A single bout of prolonged, moderate-intensity endurance exercise lowers fasting and postprandial TAG concentrations the next day. However, the TAG-lowering effect of exercise is dose-dependent and does not manifest after light exercise of low energy cost ( < 2 MJ). We aimed to investigate whether superimposing mild energy intake restriction to such exercise, in order to augment total energy deficit, potentiates the hypotriacylglycerolaemic effect.
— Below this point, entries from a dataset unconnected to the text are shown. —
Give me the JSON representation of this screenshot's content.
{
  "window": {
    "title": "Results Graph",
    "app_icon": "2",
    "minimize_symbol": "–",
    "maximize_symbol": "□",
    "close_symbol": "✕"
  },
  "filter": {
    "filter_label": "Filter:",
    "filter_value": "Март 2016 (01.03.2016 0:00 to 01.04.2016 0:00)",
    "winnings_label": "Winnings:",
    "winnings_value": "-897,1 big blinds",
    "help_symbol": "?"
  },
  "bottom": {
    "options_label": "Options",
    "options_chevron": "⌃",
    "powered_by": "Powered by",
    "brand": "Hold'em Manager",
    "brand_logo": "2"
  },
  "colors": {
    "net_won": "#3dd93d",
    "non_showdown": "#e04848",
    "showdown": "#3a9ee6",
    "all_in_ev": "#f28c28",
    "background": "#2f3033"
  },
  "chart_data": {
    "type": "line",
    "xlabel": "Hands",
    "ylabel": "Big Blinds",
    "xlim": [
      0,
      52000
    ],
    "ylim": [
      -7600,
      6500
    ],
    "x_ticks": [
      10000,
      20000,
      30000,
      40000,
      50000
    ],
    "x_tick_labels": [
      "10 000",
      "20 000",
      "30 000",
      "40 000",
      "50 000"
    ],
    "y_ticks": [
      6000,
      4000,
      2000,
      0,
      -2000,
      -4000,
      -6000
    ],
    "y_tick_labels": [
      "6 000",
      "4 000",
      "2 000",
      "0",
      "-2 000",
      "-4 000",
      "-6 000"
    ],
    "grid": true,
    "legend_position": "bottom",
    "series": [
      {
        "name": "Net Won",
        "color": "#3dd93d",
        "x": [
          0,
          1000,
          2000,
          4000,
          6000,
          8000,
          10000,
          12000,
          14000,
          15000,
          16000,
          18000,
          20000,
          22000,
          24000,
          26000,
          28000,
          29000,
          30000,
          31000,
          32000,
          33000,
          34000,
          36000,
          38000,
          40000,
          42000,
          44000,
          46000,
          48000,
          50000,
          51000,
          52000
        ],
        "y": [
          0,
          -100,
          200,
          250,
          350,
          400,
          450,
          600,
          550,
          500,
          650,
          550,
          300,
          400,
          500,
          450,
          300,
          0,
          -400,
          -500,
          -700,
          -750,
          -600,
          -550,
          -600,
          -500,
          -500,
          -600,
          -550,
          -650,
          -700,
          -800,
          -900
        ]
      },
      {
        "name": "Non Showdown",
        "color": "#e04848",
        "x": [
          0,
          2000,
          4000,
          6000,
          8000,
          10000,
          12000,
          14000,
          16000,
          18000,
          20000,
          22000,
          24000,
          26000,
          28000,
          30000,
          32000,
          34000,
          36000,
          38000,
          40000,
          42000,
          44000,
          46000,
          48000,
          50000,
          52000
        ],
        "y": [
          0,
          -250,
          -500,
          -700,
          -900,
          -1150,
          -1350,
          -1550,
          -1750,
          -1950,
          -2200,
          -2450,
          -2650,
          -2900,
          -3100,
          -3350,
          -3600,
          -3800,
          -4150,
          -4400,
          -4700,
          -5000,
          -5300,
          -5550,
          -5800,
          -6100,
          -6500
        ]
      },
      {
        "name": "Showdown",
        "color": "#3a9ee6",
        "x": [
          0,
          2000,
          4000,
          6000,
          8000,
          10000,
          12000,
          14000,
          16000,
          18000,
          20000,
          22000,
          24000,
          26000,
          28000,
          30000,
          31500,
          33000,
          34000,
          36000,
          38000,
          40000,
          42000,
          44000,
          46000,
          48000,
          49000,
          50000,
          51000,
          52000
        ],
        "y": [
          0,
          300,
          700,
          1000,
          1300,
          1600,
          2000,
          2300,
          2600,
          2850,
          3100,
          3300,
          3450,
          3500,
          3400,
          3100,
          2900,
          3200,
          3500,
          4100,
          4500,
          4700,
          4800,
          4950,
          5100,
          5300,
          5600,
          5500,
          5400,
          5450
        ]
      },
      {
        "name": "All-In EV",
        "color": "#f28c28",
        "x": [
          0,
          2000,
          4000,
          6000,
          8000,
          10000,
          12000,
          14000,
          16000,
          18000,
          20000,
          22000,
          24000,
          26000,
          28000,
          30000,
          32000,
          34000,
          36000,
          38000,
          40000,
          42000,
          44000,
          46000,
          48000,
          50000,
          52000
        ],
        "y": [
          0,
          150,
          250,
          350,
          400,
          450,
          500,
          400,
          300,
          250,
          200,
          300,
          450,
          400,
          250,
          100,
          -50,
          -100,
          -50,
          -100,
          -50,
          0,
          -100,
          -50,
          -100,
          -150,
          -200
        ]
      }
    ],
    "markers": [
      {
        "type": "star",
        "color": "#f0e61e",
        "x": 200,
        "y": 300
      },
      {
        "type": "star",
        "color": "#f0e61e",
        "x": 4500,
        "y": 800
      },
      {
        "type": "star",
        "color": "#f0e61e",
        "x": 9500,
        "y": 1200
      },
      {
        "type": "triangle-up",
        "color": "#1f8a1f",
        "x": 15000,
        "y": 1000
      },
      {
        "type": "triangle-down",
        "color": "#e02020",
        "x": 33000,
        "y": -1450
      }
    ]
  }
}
Eight healthy, sedentary, premenopausal women (age 27.1 (sem 1.3) years; BMI 21.8 (sem 0.9) kg/m2) performed two oral fat tolerance tests in the morning on two different occasions: once after a single bout of light exercise (100 min at 30 % of peak oxygen consumption; net energy expenditure 1.04 (sem 0.01) MJ) coupled with mild energy intake restriction (1.39 (sem 0.22) MJ) on the preceding day, and once after resting coupled with isoenergetic feeding on the preceding day (control). Fasting plasma TAG, TAG in the TAG-rich lipoproteins (TRL-TAG) and serum insulin concentrations were 18, 34 and 30 % lower, respectively, after exercise plus diet compared with the control trial (P < 0.05). Postprandial concentrations of plasma TAG and TRL-TAG were 19 and 27 % lower after exercise plus diet compared with the control condition (P < 0.01), whereas postprandial insulin concentrations were not different. It is concluded that a combination of light exercise along with mild hypoenergetic diet may be a practical and feasible intervention to attenuate fasting and postprandial triacylglycerolaemia, especially for people who cannot exercise for prolonged periods of time at moderate-to-high intensities, such as many sedentary individuals.